The tradeoff between the sum secrecy rate and the information embedding rate under the secrecy constraint is shown in Figure 5. It can be seen that the sum secrecy rate is reduced when the equivocation rate, R_e, increases. In practical communication systems involving security, we always desire a bigger secure transmission rate when the extent of information leakage is at a reasonable level. Moreover, it can be seen that when the information embedding rate, R₁, goes up, the sum secrecy rate also decreases. This tells us that the communication requirements of Decoder 1 have a negative impact on improving the secrecy transmission rate of the given communication link.

4. Conclusions

This paper studies the wiretap channel with information embedding on actions. In this extended setup, the confidential message needs to be decoded only by the receiver and kept secret from the wiretapper as much as possible. Meanwhile, a specific decoder is introduced in the model to observe a function of the actions and wishes to decode part of the transmitted message. Our channel model is actually an extension of Ahmadi’s channel with information embedding [11] by considering the secrecy constraint. We get the inner and outer bounds on the capacity-equivocation region of such a channel with noncausal (and causal) channel states. The corresponding lower and upper bounds on the sum secrecy capacity are also obtained. Besides, through a special case, we get a new upper bound on the secrecy capacity of the wiretap channel with action-dependent states and show that it is tighter than the upper bound obtained in [18]. We also discuss the tradeoff between the sum secrecy rate and the information embedding rate under the secrecy constraint.

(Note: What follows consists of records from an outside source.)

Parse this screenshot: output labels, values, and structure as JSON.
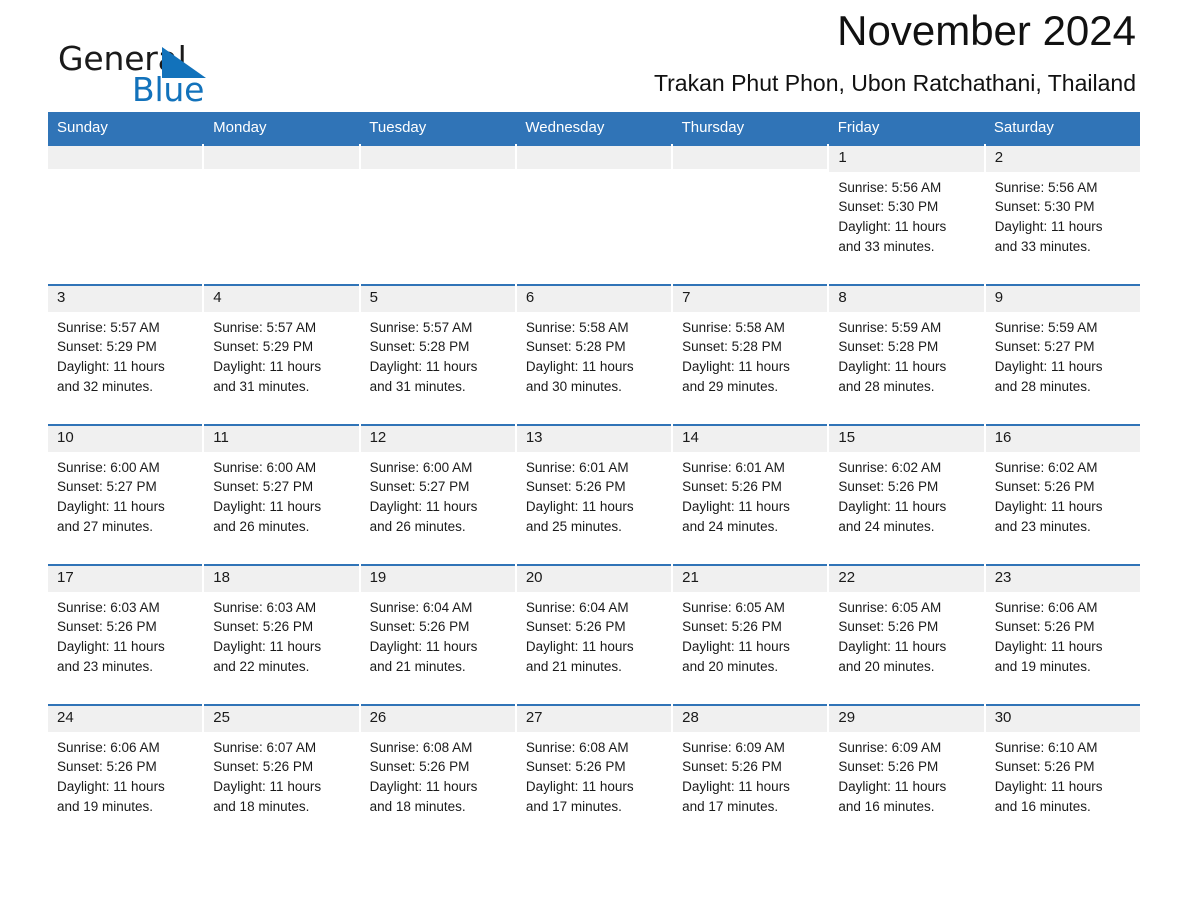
{
  "brand": {
    "name_part1": "General",
    "name_part2": "Blue",
    "triangle_color": "#1272bb"
  },
  "header": {
    "month_title": "November 2024",
    "location": "Trakan Phut Phon, Ubon Ratchathani, Thailand",
    "header_bg": "#3074b7",
    "row_divider_color": "#3074b7",
    "day_band_bg": "#f0f0f0"
  },
  "weekdays": [
    "Sunday",
    "Monday",
    "Tuesday",
    "Wednesday",
    "Thursday",
    "Friday",
    "Saturday"
  ],
  "weeks": [
    [
      {
        "day": "",
        "sunrise": "",
        "sunset": "",
        "daylight_line1": "",
        "daylight_line2": ""
      },
      {
        "day": "",
        "sunrise": "",
        "sunset": "",
        "daylight_line1": "",
        "daylight_line2": ""
      },
      {
        "day": "",
        "sunrise": "",
        "sunset": "",
        "daylight_line1": "",
        "daylight_line2": ""
      },
      {
        "day": "",
        "sunrise": "",
        "sunset": "",
        "daylight_line1": "",
        "daylight_line2": ""
      },
      {
        "day": "",
        "sunrise": "",
        "sunset": "",
        "daylight_line1": "",
        "daylight_line2": ""
      },
      {
        "day": "1",
        "sunrise": "Sunrise: 5:56 AM",
        "sunset": "Sunset: 5:30 PM",
        "daylight_line1": "Daylight: 11 hours",
        "daylight_line2": "and 33 minutes."
      },
      {
        "day": "2",
        "sunrise": "Sunrise: 5:56 AM",
        "sunset": "Sunset: 5:30 PM",
        "daylight_line1": "Daylight: 11 hours",
        "daylight_line2": "and 33 minutes."
      }
    ],
    [
      {
        "day": "3",
        "sunrise": "Sunrise: 5:57 AM",
        "sunset": "Sunset: 5:29 PM",
        "daylight_line1": "Daylight: 11 hours",
        "daylight_line2": "and 32 minutes."
      },
      {
        "day": "4",
        "sunrise": "Sunrise: 5:57 AM",
        "sunset": "Sunset: 5:29 PM",
        "daylight_line1": "Daylight: 11 hours",
        "daylight_line2": "and 31 minutes."
      },
      {
        "day": "5",
        "sunrise": "Sunrise: 5:57 AM",
        "sunset": "Sunset: 5:28 PM",
        "daylight_line1": "Daylight: 11 hours",
        "daylight_line2": "and 31 minutes."
      },
      {
        "day": "6",
        "sunrise": "Sunrise: 5:58 AM",
        "sunset": "Sunset: 5:28 PM",
        "daylight_line1": "Daylight: 11 hours",
        "daylight_line2": "and 30 minutes."
      },
      {
        "day": "7",
        "sunrise": "Sunrise: 5:58 AM",
        "sunset": "Sunset: 5:28 PM",
        "daylight_line1": "Daylight: 11 hours",
        "daylight_line2": "and 29 minutes."
      },
      {
        "day": "8",
        "sunrise": "Sunrise: 5:59 AM",
        "sunset": "Sunset: 5:28 PM",
        "daylight_line1": "Daylight: 11 hours",
        "daylight_line2": "and 28 minutes."
      },
      {
        "day": "9",
        "sunrise": "Sunrise: 5:59 AM",
        "sunset": "Sunset: 5:27 PM",
        "daylight_line1": "Daylight: 11 hours",
        "daylight_line2": "and 28 minutes."
      }
    ],
    [
      {
        "day": "10",
        "sunrise": "Sunrise: 6:00 AM",
        "sunset": "Sunset: 5:27 PM",
        "daylight_line1": "Daylight: 11 hours",
        "daylight_line2": "and 27 minutes."
      },
      {
        "day": "11",
        "sunrise": "Sunrise: 6:00 AM",
        "sunset": "Sunset: 5:27 PM",
        "daylight_line1": "Daylight: 11 hours",
        "daylight_line2": "and 26 minutes."
      },
      {
        "day": "12",
        "sunrise": "Sunrise: 6:00 AM",
        "sunset": "Sunset: 5:27 PM",
        "daylight_line1": "Daylight: 11 hours",
        "daylight_line2": "and 26 minutes."
      },
      {
        "day": "13",
        "sunrise": "Sunrise: 6:01 AM",
        "sunset": "Sunset: 5:26 PM",
        "daylight_line1": "Daylight: 11 hours",
        "daylight_line2": "and 25 minutes."
      },
      {
        "day": "14",
        "sunrise": "Sunrise: 6:01 AM",
        "sunset": "Sunset: 5:26 PM",
        "daylight_line1": "Daylight: 11 hours",
        "daylight_line2": "and 24 minutes."
      },
      {
        "day": "15",
        "sunrise": "Sunrise: 6:02 AM",
        "sunset": "Sunset: 5:26 PM",
        "daylight_line1": "Daylight: 11 hours",
        "daylight_line2": "and 24 minutes."
      },
      {
        "day": "16",
        "sunrise": "Sunrise: 6:02 AM",
        "sunset": "Sunset: 5:26 PM",
        "daylight_line1": "Daylight: 11 hours",
        "daylight_line2": "and 23 minutes."
      }
    ],
    [
      {
        "day": "17",
        "sunrise": "Sunrise: 6:03 AM",
        "sunset": "Sunset: 5:26 PM",
        "daylight_line1": "Daylight: 11 hours",
        "daylight_line2": "and 23 minutes."
      },
      {
        "day": "18",
        "sunrise": "Sunrise: 6:03 AM",
        "sunset": "Sunset: 5:26 PM",
        "daylight_line1": "Daylight: 11 hours",
        "daylight_line2": "and 22 minutes."
      },
      {
        "day": "19",
        "sunrise": "Sunrise: 6:04 AM",
        "sunset": "Sunset: 5:26 PM",
        "daylight_line1": "Daylight: 11 hours",
        "daylight_line2": "and 21 minutes."
      },
      {
        "day": "20",
        "sunrise": "Sunrise: 6:04 AM",
        "sunset": "Sunset: 5:26 PM",
        "daylight_line1": "Daylight: 11 hours",
        "daylight_line2": "and 21 minutes."
      },
      {
        "day": "21",
        "sunrise": "Sunrise: 6:05 AM",
        "sunset": "Sunset: 5:26 PM",
        "daylight_line1": "Daylight: 11 hours",
        "daylight_line2": "and 20 minutes."
      },
      {
        "day": "22",
        "sunrise": "Sunrise: 6:05 AM",
        "sunset": "Sunset: 5:26 PM",
        "daylight_line1": "Daylight: 11 hours",
        "daylight_line2": "and 20 minutes."
      },
      {
        "day": "23",
        "sunrise": "Sunrise: 6:06 AM",
        "sunset": "Sunset: 5:26 PM",
        "daylight_line1": "Daylight: 11 hours",
        "daylight_line2": "and 19 minutes."
      }
    ],
    [
      {
        "day": "24",
        "sunrise": "Sunrise: 6:06 AM",
        "sunset": "Sunset: 5:26 PM",
        "daylight_line1": "Daylight: 11 hours",
        "daylight_line2": "and 19 minutes."
      },
      {
        "day": "25",
        "sunrise": "Sunrise: 6:07 AM",
        "sunset": "Sunset: 5:26 PM",
        "daylight_line1": "Daylight: 11 hours",
        "daylight_line2": "and 18 minutes."
      },
      {
        "day": "26",
        "sunrise": "Sunrise: 6:08 AM",
        "sunset": "Sunset: 5:26 PM",
        "daylight_line1": "Daylight: 11 hours",
        "daylight_line2": "and 18 minutes."
      },
      {
        "day": "27",
        "sunrise": "Sunrise: 6:08 AM",
        "sunset": "Sunset: 5:26 PM",
        "daylight_line1": "Daylight: 11 hours",
        "daylight_line2": "and 17 minutes."
      },
      {
        "day": "28",
        "sunrise": "Sunrise: 6:09 AM",
        "sunset": "Sunset: 5:26 PM",
        "daylight_line1": "Daylight: 11 hours",
        "daylight_line2": "and 17 minutes."
      },
      {
        "day": "29",
        "sunrise": "Sunrise: 6:09 AM",
        "sunset": "Sunset: 5:26 PM",
        "daylight_line1": "Daylight: 11 hours",
        "daylight_line2": "and 16 minutes."
      },
      {
        "day": "30",
        "sunrise": "Sunrise: 6:10 AM",
        "sunset": "Sunset: 5:26 PM",
        "daylight_line1": "Daylight: 11 hours",
        "daylight_line2": "and 16 minutes."
      }
    ]
  ]
}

Some potential directions that are worthy of being explored are listed as follows.

• In practical application, the wiretapper may also wish to eavesdrop on the embedded information. In the example of communication networks, the information embedded in the packet for the next router may also be of interest to the eavesdropper. Our current setting does not consider the confidentiality of m₁ and m₂ separately, so this problem will be further explored.

• Only inner and outer bounds on the capacity-equivocation region are obtained at present. We can try to find some special cases where the two bounds match. Moreover, if there exists a channel between A^N and B^N instead of a function, what will the capacity-equivocation region be?

• Adaptive action means that the action sequence is generated by the message and the previous channel states, i.e., a_i(m, sⁱ⁻¹). Adaptive action is widely used in many applications, such as information hiding, digital watermarking and data storage in the memory. It is valuable to study the adaptive action in our model. From [10], we have already known that adaptive action is not useful in increasing the point-to-point channel capacity. We will study whether it influences the sum secrecy capacity of our channel model under the secrecy constraint.